Wo liegt mein Fehler?
Danke im voraus .


----------



## Gast2 (18. Mrz 2012)

Würdest du uns denn vielleicht noch verraten welche Fehlermeldung auftritt?

PS:
Formatier deinen Quelltext mal gescheit.


----------



## orangata (18. Mrz 2012)

Folgende Fehlermeldungen werden angezeigt:
Complex.java:13: incompatible types
found   : java.lang.String
required: Complex
		z=(x1+x2)+"+"+(y1+y2)/*+"*i"*/;
		             ^
Complex.java:16: incompatible types
found   : java.lang.String
required: Complex
		z=(x1*x2-y1*y2)+"+"+(x1*y2+x2*y1)/*+"*i"*/;
		                   ^
Complex.java:20: incompatible types
found   : double
required: Complex
		return z;}
		       ^
3 errors


----------



## Gast2 (18. Mrz 2012)

Das ist aber Zeile 13 und nicht 12 

Du versuchst deinen Complex Objekt nen String zuzuweisen, das geht natürlich nicht.

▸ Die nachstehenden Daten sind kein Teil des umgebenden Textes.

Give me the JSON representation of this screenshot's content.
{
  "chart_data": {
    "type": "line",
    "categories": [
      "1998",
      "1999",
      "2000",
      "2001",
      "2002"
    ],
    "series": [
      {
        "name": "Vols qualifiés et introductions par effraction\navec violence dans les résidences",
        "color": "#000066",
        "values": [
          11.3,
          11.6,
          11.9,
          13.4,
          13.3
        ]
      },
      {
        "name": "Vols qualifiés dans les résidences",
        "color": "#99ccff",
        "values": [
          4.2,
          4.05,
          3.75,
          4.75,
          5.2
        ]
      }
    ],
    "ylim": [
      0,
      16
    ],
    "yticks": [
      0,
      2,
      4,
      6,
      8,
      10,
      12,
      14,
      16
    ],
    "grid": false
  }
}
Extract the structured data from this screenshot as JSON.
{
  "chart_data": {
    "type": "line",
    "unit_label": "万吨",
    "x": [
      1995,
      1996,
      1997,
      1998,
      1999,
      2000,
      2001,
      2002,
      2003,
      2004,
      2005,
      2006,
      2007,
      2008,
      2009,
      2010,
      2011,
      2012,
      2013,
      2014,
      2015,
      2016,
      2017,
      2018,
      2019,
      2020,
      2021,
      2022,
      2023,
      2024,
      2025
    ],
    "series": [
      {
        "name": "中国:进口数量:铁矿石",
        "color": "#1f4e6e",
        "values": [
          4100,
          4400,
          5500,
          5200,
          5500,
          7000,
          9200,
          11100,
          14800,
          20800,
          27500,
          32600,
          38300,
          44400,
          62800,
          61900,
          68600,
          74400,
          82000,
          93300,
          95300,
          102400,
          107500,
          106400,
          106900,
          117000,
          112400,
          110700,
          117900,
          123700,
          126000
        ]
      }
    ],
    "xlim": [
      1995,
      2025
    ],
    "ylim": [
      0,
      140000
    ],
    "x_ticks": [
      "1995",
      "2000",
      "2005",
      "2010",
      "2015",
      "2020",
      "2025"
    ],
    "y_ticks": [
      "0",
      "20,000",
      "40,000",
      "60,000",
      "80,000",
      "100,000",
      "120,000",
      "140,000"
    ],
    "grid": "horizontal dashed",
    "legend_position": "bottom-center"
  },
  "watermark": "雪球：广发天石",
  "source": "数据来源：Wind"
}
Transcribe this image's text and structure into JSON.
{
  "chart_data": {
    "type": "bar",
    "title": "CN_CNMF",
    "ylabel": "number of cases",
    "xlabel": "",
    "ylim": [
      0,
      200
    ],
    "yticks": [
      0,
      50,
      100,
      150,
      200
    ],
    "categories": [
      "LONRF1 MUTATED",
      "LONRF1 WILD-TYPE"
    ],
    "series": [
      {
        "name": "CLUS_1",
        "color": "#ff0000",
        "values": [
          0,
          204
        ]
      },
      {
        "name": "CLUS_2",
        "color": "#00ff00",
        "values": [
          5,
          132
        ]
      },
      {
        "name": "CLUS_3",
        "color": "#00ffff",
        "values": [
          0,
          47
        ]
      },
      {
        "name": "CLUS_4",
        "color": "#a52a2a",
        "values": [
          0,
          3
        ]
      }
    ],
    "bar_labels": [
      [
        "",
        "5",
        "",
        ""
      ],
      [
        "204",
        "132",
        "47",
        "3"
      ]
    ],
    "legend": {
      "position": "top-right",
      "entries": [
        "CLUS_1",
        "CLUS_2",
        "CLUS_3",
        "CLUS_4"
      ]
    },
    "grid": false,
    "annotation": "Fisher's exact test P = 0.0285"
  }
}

Du musst den Realteil und Imaginärteil berechnen und daraus dann nen neues Complex Objekt erzeugen dass du dann zurückgibst.


----------



## orangata (18. Mrz 2012)

Sorry, es ist Zeile 13 und nicht 12.
Ich habe gedacht, dass die Komplexe Zahl Hintereinander aufgeschrieben , ja nichts anderes als ne Zeichenkette ist, also ein String.
Es ist doch aber auch kein int oder double.


----------



## Fu3L (18. Mrz 2012)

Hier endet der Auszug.